Introduction: Ethanol is a clear liquid produced by fermenting sugars, found in alcoholic beverages. Excessive consumption causes poisoning and neurodegeneration in the brain by oxidation. Ethanol metabolism to acetaldehyde and then to acetate produces reactive oxygen species, which increases oxidative stress and reduces antioxidants, leading to mental disorders.
Astaxanthin is a type of fat-soluble carotenoid that has strong antioxidant properties and protective effects. It is produced by algae, plants, and some fungi and bacteria. Astaxanthin acts as an inhibitor of reactive oxygen species and is absorbed by lipoproteins to protect cells and membranes from oxidative damage. It has neuroprotective effects and can cross the blood-brain barrier, making it highly effective in brain disorders.
This research aims to investigate the neuroprotective effects of astaxanthin on anxiety-like behaviors and oxidative stress in the cerebral cortex of ethanol model mice.

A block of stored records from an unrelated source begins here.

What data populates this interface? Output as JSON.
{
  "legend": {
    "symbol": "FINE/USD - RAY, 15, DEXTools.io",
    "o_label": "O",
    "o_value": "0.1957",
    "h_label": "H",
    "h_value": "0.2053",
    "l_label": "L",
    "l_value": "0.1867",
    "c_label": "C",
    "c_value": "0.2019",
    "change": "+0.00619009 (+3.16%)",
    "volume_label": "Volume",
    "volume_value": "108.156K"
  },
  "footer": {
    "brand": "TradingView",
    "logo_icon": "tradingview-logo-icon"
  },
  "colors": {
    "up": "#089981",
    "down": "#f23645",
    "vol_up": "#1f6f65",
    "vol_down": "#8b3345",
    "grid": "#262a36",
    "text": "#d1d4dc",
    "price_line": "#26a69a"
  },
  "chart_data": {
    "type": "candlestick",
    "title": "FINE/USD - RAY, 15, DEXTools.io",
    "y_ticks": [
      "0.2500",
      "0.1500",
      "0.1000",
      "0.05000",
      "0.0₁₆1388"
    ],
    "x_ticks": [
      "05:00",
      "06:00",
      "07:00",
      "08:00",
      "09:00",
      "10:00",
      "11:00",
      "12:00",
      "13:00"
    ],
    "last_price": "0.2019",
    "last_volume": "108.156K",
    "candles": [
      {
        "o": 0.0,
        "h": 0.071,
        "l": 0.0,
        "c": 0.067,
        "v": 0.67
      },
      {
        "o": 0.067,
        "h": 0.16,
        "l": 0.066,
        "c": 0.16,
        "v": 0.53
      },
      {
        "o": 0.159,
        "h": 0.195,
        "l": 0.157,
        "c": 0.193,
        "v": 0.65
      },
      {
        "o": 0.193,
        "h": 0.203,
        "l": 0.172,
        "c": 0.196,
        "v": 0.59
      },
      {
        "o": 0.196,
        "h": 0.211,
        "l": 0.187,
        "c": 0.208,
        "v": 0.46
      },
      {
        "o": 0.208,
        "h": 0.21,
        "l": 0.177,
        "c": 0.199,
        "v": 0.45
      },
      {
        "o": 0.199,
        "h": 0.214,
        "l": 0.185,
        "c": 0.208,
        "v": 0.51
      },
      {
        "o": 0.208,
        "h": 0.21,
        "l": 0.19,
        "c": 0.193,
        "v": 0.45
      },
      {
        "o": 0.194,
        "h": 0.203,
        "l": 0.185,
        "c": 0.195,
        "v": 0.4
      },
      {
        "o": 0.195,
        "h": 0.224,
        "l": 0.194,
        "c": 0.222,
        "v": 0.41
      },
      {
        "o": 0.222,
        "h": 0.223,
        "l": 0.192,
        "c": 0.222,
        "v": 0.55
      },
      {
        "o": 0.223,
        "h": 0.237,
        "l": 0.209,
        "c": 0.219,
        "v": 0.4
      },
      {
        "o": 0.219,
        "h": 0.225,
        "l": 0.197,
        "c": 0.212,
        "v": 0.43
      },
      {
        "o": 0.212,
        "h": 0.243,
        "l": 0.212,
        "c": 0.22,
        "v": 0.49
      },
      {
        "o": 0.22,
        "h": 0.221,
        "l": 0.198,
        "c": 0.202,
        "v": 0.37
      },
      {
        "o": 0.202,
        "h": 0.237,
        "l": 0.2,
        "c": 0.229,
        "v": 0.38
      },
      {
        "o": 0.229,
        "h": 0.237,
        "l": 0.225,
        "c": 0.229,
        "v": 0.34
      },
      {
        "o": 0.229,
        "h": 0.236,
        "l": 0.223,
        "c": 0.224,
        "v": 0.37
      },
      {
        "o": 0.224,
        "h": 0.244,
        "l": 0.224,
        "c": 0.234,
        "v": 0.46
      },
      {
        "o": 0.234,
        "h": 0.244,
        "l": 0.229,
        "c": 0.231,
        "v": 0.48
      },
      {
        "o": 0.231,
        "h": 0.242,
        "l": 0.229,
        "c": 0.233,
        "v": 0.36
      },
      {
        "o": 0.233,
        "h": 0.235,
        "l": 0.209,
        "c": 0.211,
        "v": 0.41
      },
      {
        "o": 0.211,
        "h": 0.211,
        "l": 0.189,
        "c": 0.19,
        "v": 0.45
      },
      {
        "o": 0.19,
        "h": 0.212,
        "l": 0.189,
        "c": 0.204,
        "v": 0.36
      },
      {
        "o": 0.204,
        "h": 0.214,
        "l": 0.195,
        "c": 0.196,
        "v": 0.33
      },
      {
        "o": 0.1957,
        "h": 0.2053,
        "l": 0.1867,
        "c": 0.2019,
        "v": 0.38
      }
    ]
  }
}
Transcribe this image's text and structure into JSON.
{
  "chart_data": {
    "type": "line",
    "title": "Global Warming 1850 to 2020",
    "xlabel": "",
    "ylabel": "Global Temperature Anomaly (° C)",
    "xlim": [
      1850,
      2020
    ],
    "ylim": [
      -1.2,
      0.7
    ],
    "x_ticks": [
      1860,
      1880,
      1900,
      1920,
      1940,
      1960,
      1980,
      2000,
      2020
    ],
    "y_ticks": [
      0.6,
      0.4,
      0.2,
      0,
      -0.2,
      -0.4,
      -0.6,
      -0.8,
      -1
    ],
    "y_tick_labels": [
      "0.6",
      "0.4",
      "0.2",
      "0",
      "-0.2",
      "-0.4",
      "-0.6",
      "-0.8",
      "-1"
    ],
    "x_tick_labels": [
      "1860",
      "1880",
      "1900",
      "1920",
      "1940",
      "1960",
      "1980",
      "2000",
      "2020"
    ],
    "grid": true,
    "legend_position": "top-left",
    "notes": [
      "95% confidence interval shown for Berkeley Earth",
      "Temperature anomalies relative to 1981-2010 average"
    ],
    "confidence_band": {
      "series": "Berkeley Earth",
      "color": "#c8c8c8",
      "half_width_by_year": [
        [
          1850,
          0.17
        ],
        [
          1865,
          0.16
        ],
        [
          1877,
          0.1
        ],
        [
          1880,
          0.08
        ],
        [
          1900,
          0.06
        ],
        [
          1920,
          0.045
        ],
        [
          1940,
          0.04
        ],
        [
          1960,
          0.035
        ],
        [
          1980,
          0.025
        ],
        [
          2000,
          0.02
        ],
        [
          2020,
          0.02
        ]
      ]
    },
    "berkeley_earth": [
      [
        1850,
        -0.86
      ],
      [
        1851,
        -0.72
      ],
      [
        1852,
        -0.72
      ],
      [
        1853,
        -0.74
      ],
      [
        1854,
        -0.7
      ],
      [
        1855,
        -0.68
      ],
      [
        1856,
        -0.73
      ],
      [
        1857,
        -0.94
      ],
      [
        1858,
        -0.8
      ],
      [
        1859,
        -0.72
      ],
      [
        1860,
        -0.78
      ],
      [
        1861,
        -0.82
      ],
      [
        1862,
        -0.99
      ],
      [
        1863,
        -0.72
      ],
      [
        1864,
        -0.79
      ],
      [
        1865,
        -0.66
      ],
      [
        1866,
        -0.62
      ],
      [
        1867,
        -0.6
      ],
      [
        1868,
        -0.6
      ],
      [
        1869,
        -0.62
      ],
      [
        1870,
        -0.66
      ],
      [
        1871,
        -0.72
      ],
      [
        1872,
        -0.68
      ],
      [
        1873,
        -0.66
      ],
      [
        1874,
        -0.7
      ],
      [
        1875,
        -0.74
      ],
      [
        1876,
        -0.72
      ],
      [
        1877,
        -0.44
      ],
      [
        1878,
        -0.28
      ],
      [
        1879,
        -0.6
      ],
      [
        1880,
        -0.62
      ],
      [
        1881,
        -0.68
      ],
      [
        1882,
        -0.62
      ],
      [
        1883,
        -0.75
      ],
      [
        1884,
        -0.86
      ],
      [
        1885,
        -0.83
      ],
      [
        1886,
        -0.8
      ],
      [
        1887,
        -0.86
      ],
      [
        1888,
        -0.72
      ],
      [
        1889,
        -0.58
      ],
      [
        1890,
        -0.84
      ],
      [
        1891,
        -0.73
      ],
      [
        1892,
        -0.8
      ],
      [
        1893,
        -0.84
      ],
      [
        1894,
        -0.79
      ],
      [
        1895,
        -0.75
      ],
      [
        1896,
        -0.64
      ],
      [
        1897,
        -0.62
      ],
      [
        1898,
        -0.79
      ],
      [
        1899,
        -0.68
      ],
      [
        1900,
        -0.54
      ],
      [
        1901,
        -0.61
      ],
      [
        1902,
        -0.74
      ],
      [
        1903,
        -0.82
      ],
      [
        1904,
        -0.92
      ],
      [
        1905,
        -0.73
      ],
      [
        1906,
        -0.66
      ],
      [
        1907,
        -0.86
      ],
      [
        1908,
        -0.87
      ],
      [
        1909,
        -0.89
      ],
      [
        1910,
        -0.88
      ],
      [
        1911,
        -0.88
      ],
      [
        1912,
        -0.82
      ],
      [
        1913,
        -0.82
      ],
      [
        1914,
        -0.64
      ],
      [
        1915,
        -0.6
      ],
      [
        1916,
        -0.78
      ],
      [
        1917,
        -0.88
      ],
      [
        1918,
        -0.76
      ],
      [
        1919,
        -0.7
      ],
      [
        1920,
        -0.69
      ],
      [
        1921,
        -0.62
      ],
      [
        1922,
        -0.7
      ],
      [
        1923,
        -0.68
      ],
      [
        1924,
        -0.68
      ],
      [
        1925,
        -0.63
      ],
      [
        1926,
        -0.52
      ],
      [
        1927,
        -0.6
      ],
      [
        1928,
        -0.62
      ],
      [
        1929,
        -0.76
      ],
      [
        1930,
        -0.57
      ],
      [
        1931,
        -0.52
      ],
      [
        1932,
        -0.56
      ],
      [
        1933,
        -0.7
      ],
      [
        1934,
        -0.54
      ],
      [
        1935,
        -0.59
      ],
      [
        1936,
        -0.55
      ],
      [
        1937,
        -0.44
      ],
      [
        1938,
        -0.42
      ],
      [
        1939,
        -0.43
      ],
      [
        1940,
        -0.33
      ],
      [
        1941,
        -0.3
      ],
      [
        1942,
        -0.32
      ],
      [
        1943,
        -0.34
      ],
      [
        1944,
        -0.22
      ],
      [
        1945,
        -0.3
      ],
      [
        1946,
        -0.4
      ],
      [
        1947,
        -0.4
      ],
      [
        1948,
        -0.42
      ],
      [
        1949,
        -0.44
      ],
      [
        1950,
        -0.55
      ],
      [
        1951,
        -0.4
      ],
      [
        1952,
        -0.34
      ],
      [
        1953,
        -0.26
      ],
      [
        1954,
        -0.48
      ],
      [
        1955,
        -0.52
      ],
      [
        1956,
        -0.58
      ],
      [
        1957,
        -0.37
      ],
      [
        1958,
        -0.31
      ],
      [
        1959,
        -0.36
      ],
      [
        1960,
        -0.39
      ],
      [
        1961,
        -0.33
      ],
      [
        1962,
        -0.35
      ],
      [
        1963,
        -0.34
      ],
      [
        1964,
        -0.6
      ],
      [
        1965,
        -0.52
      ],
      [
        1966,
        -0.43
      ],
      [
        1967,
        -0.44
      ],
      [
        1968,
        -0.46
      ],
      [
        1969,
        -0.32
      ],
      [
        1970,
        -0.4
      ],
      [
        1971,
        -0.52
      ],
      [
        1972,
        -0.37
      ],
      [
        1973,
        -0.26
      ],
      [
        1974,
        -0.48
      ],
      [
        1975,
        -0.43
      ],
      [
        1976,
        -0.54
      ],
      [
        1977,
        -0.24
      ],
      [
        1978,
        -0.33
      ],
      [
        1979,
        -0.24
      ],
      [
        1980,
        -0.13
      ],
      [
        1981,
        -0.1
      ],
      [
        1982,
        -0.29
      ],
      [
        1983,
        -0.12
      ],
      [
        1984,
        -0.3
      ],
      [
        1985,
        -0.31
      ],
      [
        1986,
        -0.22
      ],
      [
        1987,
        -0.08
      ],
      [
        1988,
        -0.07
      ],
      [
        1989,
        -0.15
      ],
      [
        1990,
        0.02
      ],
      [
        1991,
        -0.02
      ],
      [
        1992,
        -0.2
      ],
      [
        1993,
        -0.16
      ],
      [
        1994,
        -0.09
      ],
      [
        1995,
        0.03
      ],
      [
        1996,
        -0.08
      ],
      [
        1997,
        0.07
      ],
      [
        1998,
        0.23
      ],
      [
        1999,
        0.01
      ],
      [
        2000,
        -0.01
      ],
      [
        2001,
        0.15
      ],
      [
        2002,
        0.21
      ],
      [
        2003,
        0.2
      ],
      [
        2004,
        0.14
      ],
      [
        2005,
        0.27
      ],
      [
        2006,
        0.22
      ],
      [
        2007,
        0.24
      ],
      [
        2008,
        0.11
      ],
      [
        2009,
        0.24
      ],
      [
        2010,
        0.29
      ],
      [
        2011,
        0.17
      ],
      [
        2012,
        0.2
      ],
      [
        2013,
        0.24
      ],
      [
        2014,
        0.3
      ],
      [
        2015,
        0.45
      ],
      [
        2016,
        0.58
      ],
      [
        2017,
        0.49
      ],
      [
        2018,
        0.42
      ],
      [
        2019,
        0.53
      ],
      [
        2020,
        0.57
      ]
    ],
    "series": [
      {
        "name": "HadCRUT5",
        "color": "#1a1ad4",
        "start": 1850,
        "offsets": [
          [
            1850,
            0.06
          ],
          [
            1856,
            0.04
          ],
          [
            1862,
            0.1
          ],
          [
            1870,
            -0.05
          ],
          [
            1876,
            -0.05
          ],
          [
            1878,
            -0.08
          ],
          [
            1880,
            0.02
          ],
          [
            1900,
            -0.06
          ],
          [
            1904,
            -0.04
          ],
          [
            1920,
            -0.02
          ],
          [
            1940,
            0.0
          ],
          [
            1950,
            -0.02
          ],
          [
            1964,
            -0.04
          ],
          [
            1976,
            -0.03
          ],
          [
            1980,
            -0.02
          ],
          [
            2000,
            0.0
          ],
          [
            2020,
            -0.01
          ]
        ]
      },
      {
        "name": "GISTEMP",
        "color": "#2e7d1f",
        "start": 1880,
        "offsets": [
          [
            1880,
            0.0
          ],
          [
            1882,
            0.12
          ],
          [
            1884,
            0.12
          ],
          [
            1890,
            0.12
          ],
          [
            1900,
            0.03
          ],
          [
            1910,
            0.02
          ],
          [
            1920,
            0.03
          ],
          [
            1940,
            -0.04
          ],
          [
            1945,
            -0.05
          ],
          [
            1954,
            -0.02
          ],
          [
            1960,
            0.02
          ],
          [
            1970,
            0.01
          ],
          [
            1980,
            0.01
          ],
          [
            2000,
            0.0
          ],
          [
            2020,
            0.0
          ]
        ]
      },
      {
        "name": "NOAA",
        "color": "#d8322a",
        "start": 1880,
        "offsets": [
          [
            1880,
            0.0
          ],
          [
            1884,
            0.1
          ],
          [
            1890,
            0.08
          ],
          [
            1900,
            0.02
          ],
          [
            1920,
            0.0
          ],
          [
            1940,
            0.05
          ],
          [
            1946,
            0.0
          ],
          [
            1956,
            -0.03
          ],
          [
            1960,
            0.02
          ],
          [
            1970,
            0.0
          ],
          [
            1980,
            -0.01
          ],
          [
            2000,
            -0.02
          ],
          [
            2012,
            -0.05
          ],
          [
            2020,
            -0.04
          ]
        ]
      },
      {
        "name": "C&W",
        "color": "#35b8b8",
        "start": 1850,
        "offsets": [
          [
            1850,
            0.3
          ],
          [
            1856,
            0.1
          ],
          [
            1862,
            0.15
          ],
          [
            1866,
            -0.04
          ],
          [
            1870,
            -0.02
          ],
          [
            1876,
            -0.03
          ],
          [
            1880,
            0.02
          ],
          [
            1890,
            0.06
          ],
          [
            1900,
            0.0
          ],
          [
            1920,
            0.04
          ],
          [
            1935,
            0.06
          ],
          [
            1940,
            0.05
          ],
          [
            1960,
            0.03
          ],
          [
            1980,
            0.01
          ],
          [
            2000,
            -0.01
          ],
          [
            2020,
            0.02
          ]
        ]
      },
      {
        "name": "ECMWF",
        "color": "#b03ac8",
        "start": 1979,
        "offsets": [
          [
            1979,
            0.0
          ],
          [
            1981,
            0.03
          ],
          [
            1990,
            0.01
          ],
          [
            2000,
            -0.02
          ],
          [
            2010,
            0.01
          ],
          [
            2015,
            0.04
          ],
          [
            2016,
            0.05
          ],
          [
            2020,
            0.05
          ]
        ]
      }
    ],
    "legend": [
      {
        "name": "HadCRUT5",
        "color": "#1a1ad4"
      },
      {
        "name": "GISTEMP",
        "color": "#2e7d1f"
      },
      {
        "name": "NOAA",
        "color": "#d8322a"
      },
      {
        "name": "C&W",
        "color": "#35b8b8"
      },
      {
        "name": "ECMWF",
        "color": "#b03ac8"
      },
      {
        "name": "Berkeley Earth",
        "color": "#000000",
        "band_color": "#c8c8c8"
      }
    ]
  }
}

Methods: 35 male mice were divided into 5 groups (n=7) including control, astaxanthin 20, ethanol, and two treatment groups with astaxanthin 10 and 20 mg/kg. The patient group (ethanol) received 20% ethanol. In the treatment groups, first 20% ethanol and after 2 hours astaxanthin in doses of 10 and 20 mg/kg was prescribed. All prescriptions were done daily for 14 consecutive days. Then all mice were sacrificed and the cortical areas of their brains were extracted for biochemical analysis. Antioxidant parameters including the activities of glutathione peroxidase (GPx), glutathione S-transferase (GST), and glutathione (GSH) levels were measured. Statistical analysis was performed using one-way analysis of variance (ANOVA) in GraphPad Prism and a pairwise comparison of means using Tukey's post-hoc test. Also, P < 0.05 was considered statistically significant.
Results: The results of this research have shown that administration of 20% ethanol significantly decreased the activities of glutathione peroxidase (P < 0.01) and glutathione S-transferase (P < 0.05), and the levels of glutathione levels (P < 0.01) in the cortex of ethanol model mice. This is while the treatment with astaxanthin significantly has improved the activities of glutathione peroxidase (P < 0.05) and glutathione S-transferase (P < 0.05), and the levels of glutathione levels (P < 0.01).
Conclusion: In this study, Administering 20% ethanol daily for 14 consecutive days, reduced antioxidant parameters in the cortex of ethanol model mice. Studies showed that ethanol gavage with a concentration of 20 mg/kg increased protein oxidation in the brain and these changes caused oxidative damage in cells and neurological disorders. While, treatment with astaxanthin daily for 14 consecutive days, improved the complications caused by ethanol administration and was effective in increasing the activity of antioxidant parameters. Some previous studies showed that Alzheimer's model rats using astaxanthin powder significantly reduced neurodegeneration. As a result, astaxanthin can be useful as an effective antioxidant against the negative effects of ethanol consumption such as oxidative damage.